Argued January 9, 1997
Decided February 11, 1997
APPEAL from an order of the Appellate Division of the Supreme Court in the Second Judicial Department, entered January 16, 1996, which, with two Justices dissenting, affirmed a judgment of the Supreme Court (Joan Lefkowitz, J.), entered in Rockland County, upon a jury verdict in favor of defendants, dismissing the complaint.
Kaye, Scholer, Fierman, Hays Handler, L.L.P., New York City (James D. Herschlein and Sheila S. Boston of counsel), for appellant.
Callan, Regenstreich, Koster Brady, New York City (Michael I. Braverman and Bruce M. Brady), for respondents.
Anastasia Rockas, New York City, and Lea Haber Kuck for National Organization for Women and others, amici curiae.
Coopersmith v Gold, 223 A.D.2d 572, affirmed.
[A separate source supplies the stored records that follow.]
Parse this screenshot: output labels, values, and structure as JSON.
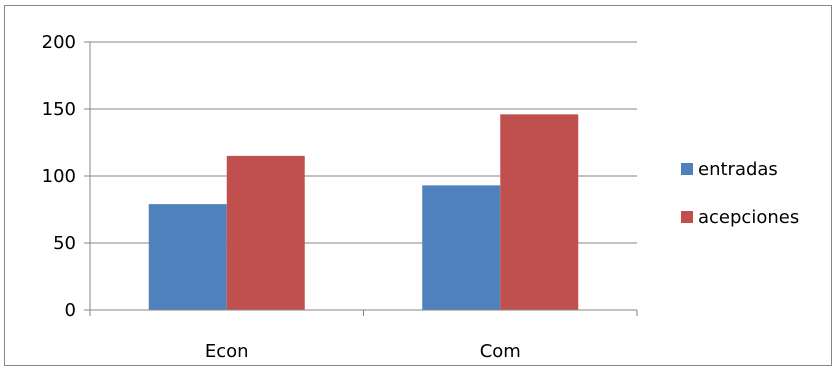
{
  "chart_data": {
    "type": "bar",
    "categories": [
      "Econ",
      "Com"
    ],
    "series": [
      {
        "name": "entradas",
        "color": "#4F81BD",
        "values": [
          79,
          93
        ]
      },
      {
        "name": "acepciones",
        "color": "#C0504D",
        "values": [
          115,
          146
        ]
      }
    ],
    "ylim": [
      0,
      200
    ],
    "yticks": [
      "0",
      "50",
      "100",
      "150",
      "200"
    ],
    "grid": true,
    "legend_position": "right"
  }
}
The order of the Appellate Division should be affirmed, with costs.
Plaintiff instituted this medical malpractice action against defendant alleging that defendant engaged in a sexual relationship with her during the course of their psychiatrist-patient relationship. Plaintiff charged that rather than providing therapy consistent with the accepted standards of psychiatric care, defendant sexualized their relationship to the detriment of her emotional and mental health. Defendant has consistently denied that he engaged in a sexual relationship with plaintiff, which conduct, he acknowledged, would transgress accepted standards of psychiatric practice. Defendant testified at trial that plaintiff fabricated the existence of an intimate sexual relationship between them. Thus, the critical issue for the jury was whose version of the psychiatrist-patient relationship was truthful, which set the stage for a credibility contest between the parties.
By pretrial in limine motion, plaintiff sought permission to call four of defendant's former patients, who also claimed to have been sexually involved with defendant, in an attempt to establish that defendant repeatedly formed sexual liaisons with his patients and that each relationship followed the same pattern. The trial court properly denied this motion based on the settled rule that evidence of prior, similar acts is inadmissible to prove that defendant perpetrated the same act on a later, unrelated occasion ( see, Matter of Brandon, 55 N.Y.2d 206, 210-211; see also, People v Vargas, 88 N.Y.2d 856, 858; People v Alvino, 71 N.Y.2d 233, 241).
Similarly, the trial court correctly denied plaintiff's oral applications at trial to call these former patients. Rejecting plaintiff's contention that defendant "opened the door" to evidence regarding his character, the court properly ruled that the proffered testimony was "much too collateral" to the issue at trial, and highly prejudicial ( see, People v Pavao, 59 N.Y.2d 282, 289; 1 McCormick, Evidence § 49 [4th ed]). However, the court did allow plaintiff to testify in rebuttal in an attempt to rehabilitate her credibility.
By formal motion made after both parties had rested, plaintiff once again renewed her request to introduce the testimony of two of defendant's former patients, this time seeking to call these individuals as additional rebuttal. Plaintiff argued that once the trial court permitted defendant, on his direct case, to display to the jury the surgical scars on his torso to refute plaintiff's contention that they had a multiyear sexual relationship, she was entitled to then demonstrate why she did not observe the scars. It was plaintiff's contention, which defendant's former patients might confirm in their proffered testimony, that defendant's peculiar sexual practices and failure to completely disrobe prevented her from observing any scars. The trial court denied the application, ruling that the proffered testimony related to a collateral matter and would be highly prejudicial since such testimony would be admitted solely for impeachment purposes.
After the jury's verdict for defendant, the trial court adhered to this determination in an order denying plaintiff's motion to set aside the verdict. The Appellate Division affirmed the judgment dismissing the complaint ( see, Coopersmith v Gold, 223 A.D.2d 572).
A trial court is invested with broad discretion to restrict inquiry into collateral matters ( see, Feldsberg v Nitschke, 49 N.Y.2d 636, 643 [citations omitted], rearg denied 50 N.Y.2d 1059). The primary reason plaintiff sought to introduce the proffered testimony was to challenge defendant's credibility and rehabilitate her own, which are collateral matters by their very essence. Therefore, we cannot say as a matter of law that the trial court abused its discretion by denying plaintiff's applications to call defendant's former patients as rebuttal witnesses, especially where the obvious purpose of such rebuttal was simply to bolster her case and counter defendant's ( see, People v Pavao, 59 N.Y.2d, at 288-289, supra; People v Schwartzman, 24 N.Y.2d 241, 245, cert denied 396 U.S. 846).
The remaining contentions raised on appeal are without merit.
Chief Judge KAYE and Judges BELLACOSA, SMITH, CIPARICK and WESLEY concur; Judges TITONE and LEVINE taking no part.
Order affirmed, with costs, in a memorandum.